What question do you wish someone would ask?!
How can we help you communicate to elected officials that the arts, culture, and entertainment sector of the economy is larger than agriculture and transportation, and yet will be among the last sector to be able to resume normal operations, and so of course need significant federal relief for the next 24 months?
When looking to the future, what brings you hope?
Our audiences, who have been nothing but encouraging and supportive and sending us messages about how much they are looking forward to the future with us; and from artists, who have been hit so hard by this in terms of their subsistence, but who hold the deep belief that we will get through this and that they will be ready to do their important work with and for us the minute they can; and in the meantime, they are blowing me away with the ways they are continuing to create.
About Cynthia Fuhrman:
As Managing Director, Cynthia leads the teams responsible for the theater’s operations, finance, human resources, patron services and marketing efforts, and works closely with the artistic director and the board of trustees on the overall strategic direction for the company.

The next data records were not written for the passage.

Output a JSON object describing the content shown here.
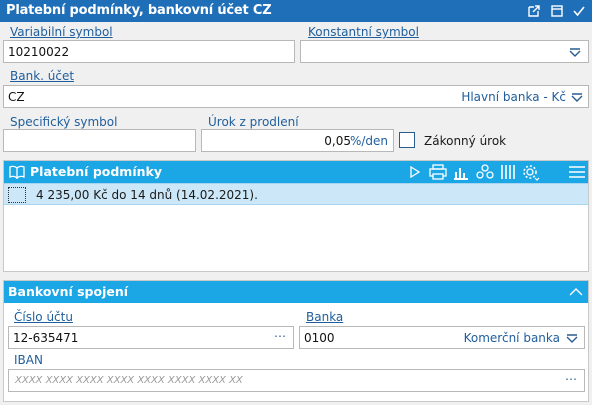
{
  "window": {
    "title": "Platební podmínky, bankovní účet CZ",
    "icons": [
      "external-link-icon",
      "maximize-icon",
      "check-icon"
    ]
  },
  "form": {
    "variabilni_symbol": {
      "label": "Variabilní symbol",
      "value": "10210022"
    },
    "konstantni_symbol": {
      "label": "Konstantní symbol",
      "value": ""
    },
    "bank_ucet": {
      "label": "Bank. účet",
      "value": "CZ",
      "bank_name": "Hlavní banka - Kč"
    },
    "specificky_symbol": {
      "label": "Specifický symbol",
      "value": ""
    },
    "urok_z_prodleni": {
      "label": "Úrok z prodlení",
      "value": "0,05",
      "unit": "%/den"
    },
    "zakonny_urok": {
      "label": "Zákonný úrok",
      "checked": false
    }
  },
  "platebni_podminky": {
    "title": "Platební podmínky",
    "rows": [
      {
        "text": "4 235,00 Kč do 14 dnů (14.02.2021)."
      }
    ],
    "toolbar_icons": [
      "play-icon",
      "printer-icon",
      "chart-icon",
      "grouping-icon",
      "columns-icon",
      "settings-icon",
      "menu-icon"
    ]
  },
  "bankovni_spojeni": {
    "title": "Bankovní spojení",
    "cislo_uctu": {
      "label": "Číslo účtu",
      "value": "12-635471"
    },
    "banka": {
      "label": "Banka",
      "value": "0100",
      "bank_name": "Komerční banka"
    },
    "iban": {
      "label": "IBAN",
      "placeholder": "XXXX XXXX XXXX XXXX XXXX XXXX XXXX XX"
    }
  },
  "colors": {
    "titlebar": "#1f6fb8",
    "section_header": "#1ba6e6",
    "label": "#1f5e9c",
    "selected_row": "#cce8f8"
  }
}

After earning her M.A. in English, Cynthia started her theater career at Oregon Shakespeare Festival in 1982, working in PR, marketing and education. When OSF agreed to open a branch theater in Portland in 1988, Cynthia was among the OSF staff members who relocated to help open the new company, OSF Portland, which became Portland Center Stage when it spun off to an independent organization in 1994. Cynthia remained with the company until 1998, leaving to become COO at the Portland/San Francisco-based digital marketing company, eyescream interactive. In 2003, she moved to Seattle to become the Director of Marketing and Communications at Seattle Repertory Theatre. She returned to Portland in 2007 as Director of Communications at the City of Portland’s Office of Sustainable Development, but by the summer of 2008 had returned to Portland Center Stage as Director of Marketing and Communications. She became Chief Operating Officer in 2014, and Managing Director in 2017.